KANSAS CITY, Mo. -- Sometimes in the middle of a Midwestern snowstorm, thunder growls and lightning sends dull flashes among the clouds.
A University of Missouri researcher has received a $460,000 National Science Foundation grant for a five-year study to find out why.
Missouri scientist Patrick Market said for the past four years he's been looking into a phenomenon known as thundersnow, a rare event that some researchers believe foreshadows an intense snowstorm with heavy accumulation.
"There's a notion that it's rare," Market said. "One of the questions I'd like to answer precisely is how rare it is. Some of it may actually go undetected."

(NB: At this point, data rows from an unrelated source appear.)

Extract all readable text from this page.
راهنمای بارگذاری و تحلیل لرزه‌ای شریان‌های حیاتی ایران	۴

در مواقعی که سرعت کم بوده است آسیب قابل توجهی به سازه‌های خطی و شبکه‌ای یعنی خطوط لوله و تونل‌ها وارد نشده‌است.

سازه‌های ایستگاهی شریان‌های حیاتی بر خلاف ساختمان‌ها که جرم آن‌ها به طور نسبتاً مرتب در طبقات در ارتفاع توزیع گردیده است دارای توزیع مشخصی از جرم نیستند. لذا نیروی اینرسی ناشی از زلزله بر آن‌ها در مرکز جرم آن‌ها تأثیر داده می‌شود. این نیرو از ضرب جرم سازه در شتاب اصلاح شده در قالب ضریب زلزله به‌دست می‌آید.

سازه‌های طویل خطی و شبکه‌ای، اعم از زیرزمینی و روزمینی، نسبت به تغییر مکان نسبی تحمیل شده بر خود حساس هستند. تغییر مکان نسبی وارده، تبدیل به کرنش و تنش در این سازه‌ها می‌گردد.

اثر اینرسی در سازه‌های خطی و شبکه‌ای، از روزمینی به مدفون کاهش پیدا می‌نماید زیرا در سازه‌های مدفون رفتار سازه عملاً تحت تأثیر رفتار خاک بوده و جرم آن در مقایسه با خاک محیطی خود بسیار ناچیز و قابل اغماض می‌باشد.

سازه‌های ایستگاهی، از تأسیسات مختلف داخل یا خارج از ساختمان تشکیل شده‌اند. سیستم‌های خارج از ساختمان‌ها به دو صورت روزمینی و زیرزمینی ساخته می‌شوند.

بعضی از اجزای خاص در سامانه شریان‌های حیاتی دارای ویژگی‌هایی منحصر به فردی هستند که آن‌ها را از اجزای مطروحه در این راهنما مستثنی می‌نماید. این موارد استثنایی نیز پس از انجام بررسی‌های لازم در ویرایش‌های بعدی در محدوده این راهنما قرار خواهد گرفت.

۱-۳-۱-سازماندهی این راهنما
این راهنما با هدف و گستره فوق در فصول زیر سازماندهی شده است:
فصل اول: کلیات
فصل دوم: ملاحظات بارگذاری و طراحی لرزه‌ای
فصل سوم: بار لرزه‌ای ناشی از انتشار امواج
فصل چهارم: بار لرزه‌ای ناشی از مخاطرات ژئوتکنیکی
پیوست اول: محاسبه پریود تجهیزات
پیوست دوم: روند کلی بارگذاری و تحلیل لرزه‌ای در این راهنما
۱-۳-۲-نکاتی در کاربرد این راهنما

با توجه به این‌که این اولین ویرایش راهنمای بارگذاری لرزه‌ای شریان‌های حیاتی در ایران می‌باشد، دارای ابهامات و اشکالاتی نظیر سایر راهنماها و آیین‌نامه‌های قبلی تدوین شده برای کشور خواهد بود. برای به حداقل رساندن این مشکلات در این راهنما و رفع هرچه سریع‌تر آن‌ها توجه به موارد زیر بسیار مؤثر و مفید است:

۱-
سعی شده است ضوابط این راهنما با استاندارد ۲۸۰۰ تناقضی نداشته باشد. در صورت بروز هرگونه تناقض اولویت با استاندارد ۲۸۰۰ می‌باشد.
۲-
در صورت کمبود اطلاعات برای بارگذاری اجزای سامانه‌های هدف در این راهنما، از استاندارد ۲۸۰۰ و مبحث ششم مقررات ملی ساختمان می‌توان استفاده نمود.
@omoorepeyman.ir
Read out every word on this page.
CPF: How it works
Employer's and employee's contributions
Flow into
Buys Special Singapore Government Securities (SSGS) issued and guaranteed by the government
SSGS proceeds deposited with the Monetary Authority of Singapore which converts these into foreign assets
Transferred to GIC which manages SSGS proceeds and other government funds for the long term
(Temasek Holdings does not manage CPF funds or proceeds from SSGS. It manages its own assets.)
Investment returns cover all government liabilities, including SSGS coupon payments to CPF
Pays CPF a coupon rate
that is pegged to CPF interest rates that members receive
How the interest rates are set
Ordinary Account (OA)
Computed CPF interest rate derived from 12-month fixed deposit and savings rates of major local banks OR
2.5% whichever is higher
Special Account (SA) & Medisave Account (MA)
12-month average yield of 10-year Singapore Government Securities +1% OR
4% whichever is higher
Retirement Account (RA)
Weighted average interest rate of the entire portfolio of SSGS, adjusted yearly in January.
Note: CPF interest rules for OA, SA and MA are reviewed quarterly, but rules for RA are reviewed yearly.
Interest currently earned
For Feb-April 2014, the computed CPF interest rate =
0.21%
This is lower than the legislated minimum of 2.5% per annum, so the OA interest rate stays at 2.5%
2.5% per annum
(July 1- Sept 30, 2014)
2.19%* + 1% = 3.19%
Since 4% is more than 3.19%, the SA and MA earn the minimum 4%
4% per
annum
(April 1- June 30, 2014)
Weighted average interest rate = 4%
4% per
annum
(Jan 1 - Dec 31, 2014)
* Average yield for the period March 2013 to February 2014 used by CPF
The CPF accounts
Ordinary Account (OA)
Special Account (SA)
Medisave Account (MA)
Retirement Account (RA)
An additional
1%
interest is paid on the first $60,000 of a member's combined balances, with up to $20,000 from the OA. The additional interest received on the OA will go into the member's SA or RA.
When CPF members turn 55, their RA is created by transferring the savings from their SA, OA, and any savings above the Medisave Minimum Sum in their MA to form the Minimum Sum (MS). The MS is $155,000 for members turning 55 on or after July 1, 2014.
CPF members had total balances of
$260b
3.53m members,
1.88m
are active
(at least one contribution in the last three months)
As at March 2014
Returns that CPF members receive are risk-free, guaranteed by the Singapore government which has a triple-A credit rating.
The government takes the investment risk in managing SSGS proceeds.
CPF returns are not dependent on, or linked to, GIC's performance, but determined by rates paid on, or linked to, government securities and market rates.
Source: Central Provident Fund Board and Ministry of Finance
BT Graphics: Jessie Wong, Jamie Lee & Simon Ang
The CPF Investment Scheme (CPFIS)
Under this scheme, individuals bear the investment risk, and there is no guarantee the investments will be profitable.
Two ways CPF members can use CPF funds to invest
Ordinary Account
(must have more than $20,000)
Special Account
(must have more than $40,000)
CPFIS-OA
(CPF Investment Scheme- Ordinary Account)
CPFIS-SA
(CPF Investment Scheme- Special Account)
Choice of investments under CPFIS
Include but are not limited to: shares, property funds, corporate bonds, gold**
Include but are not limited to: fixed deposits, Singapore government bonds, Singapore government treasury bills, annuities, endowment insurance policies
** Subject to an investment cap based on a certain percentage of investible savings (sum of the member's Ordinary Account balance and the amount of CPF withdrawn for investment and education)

A thundersnow storm on Jan. 17, 1994, in Louisville, Ky., dropped about 2 feet of snow, Market said. The center of the storm, a narrow band that contained thunder and lightning, went directly over Louisville, where the biggest accumulation was recorded.
A year later, in January 1995, the same thing happened in Columbia, Mo., he said. Thundersnow was reported over the city, and that's where the harshest part of the storm hit.
A priority of the study will be to develop ways to accurately forecast a thundersnow event. Market and a team of students will make about three or four road trips each winter to chase major snowstorms in search of the elusive thundersnow.
"Thundersnow oftentimes is very small-scale phenomena which can lead to wide variations in snow amounts in very small area," said Greg Koch, a meteorologist with the National Weather Service in Pleasant Hill, Mo.
For instance, if a thundersnow event happened in the Kansas City area, he said, Blue Springs could receive 10 inches of snow while only 4 inches fell on Gladstone a few dozen miles to the north.
Market is also trying to enlist the help of anyone with Internet access who witnesses lightning in a winter snowstorm. He has set up a Web site where people can fill out a form and give as many details as they can remember.
Once his team can determine frequency of thundersnow, the next step is to look at the factors that caused it, such as updrafts similar to those found in summer storms.
Eventually, Market would like to provide weather officials enough information that they can predict thundersnow-producing storms and their outcomes with a high degree of certainty.
"I think right now we're dancing around it sometimes when forecasts are issued and you hear wording such as 'regions of particularly heavy snowfall,"' he said. "Those are regions in the minds of most forecasters with potential for thunder and lightning."